The Russian governmental watchdog on ecology and industrial safety, Rostechnadzor, issued several unheeded warnings against TogliattiAzot, citing 558 technical violations, such as worn-out equipment, back in 2012. The company has not prioritized investing in these safety measures, even though it boasted paying dividends of 2.9 billion rubles ($51 million) in 2011, 3.9 billion rubles ($69 million) in 2012-2013 and a hefty 5.3 billion rubles ($95 million) in 2014. Lack of modernization of the manufacturing systems might also explain why the company only produces at60% capacity, with 2.9 million tons of ammonia produced in 2014.

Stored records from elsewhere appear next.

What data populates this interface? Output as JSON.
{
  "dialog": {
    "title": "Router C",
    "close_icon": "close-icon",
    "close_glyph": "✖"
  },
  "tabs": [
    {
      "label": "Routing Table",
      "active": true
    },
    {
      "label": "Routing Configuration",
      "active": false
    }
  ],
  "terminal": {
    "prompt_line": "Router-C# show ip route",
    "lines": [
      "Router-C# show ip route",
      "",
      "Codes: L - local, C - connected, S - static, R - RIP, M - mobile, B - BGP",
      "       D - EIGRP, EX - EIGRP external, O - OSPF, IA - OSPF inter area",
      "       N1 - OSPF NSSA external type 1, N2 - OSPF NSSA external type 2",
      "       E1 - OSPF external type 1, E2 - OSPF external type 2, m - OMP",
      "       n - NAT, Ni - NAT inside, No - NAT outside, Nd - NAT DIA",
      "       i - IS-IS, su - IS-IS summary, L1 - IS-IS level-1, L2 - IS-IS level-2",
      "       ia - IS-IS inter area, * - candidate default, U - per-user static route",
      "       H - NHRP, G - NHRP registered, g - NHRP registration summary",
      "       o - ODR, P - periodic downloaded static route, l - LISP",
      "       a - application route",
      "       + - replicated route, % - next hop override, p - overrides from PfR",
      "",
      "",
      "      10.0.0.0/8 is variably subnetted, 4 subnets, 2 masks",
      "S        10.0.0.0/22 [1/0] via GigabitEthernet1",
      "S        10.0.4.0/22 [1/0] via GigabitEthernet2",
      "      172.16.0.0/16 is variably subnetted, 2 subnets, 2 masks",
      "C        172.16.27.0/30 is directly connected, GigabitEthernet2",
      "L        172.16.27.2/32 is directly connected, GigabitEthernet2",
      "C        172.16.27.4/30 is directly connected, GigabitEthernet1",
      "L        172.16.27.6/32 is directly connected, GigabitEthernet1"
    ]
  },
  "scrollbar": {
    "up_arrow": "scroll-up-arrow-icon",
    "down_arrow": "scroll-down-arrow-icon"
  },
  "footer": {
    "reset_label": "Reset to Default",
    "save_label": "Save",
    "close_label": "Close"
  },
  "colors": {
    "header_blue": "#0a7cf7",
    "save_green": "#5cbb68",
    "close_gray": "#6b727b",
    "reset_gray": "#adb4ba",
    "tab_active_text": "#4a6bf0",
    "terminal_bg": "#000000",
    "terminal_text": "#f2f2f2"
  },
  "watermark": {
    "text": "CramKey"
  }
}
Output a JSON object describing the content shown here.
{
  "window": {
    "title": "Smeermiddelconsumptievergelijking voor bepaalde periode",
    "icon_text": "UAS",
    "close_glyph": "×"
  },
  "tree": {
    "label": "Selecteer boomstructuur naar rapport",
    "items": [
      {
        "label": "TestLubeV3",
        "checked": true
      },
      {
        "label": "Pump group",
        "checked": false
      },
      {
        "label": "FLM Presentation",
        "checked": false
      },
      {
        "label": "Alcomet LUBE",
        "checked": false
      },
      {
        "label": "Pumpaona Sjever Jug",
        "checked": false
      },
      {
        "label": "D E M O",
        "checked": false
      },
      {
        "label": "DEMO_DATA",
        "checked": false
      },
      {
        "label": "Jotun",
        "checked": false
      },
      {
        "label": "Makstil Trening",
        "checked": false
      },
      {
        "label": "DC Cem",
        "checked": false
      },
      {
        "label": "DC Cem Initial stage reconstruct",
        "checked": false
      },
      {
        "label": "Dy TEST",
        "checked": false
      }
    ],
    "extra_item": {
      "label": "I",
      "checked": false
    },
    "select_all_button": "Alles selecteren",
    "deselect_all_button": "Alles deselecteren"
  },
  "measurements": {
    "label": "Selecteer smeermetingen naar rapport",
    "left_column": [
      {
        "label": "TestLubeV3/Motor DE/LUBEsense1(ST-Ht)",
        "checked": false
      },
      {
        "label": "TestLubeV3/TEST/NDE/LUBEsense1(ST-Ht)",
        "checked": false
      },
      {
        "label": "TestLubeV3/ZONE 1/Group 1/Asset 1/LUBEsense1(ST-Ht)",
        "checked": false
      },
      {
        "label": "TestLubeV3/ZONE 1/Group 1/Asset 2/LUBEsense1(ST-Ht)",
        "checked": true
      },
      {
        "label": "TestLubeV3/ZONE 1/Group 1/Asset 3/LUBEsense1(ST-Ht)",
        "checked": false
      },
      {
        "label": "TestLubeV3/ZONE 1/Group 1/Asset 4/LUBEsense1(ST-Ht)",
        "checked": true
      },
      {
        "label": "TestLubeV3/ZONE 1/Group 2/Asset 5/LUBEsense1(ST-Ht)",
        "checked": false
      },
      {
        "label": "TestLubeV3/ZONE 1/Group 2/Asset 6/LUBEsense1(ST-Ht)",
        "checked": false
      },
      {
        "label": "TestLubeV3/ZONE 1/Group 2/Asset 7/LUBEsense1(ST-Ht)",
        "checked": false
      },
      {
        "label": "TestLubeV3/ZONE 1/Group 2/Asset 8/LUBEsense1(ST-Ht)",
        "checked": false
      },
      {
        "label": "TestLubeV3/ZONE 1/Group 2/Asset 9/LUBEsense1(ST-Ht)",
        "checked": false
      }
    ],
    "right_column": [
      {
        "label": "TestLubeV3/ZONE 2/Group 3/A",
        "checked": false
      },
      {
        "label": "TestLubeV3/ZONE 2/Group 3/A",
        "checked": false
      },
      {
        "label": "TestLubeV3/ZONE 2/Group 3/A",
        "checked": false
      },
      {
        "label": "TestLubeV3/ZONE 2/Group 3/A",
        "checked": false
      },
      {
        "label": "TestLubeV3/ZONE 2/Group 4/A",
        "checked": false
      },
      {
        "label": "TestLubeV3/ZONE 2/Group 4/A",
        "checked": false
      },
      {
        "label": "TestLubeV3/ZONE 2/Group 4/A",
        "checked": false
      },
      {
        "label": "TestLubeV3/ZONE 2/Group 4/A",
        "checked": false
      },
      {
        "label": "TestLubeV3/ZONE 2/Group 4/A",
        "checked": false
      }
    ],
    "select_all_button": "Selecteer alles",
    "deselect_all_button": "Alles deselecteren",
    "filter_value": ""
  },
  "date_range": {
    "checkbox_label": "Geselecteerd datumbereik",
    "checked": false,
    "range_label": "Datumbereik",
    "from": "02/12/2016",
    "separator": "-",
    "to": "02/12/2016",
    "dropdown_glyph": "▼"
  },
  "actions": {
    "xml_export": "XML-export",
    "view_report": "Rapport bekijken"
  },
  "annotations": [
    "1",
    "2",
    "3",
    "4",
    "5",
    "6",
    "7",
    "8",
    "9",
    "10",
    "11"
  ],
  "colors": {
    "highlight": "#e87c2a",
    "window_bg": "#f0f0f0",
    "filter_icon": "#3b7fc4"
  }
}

It is still uncertain how this accident will influence the global ammonia market as production might decline due to repair downtime. Preventing a repeat of this disaster will depend on whether TogliattiAzot begins to follow regulation,s and starts listening to the complaints of minority shareholders, who might be better-in touch with the company’s needs. In the meantime, the residents of the Ternovo district will continue to suffer from the consequences of the pipeline rupture for years to come.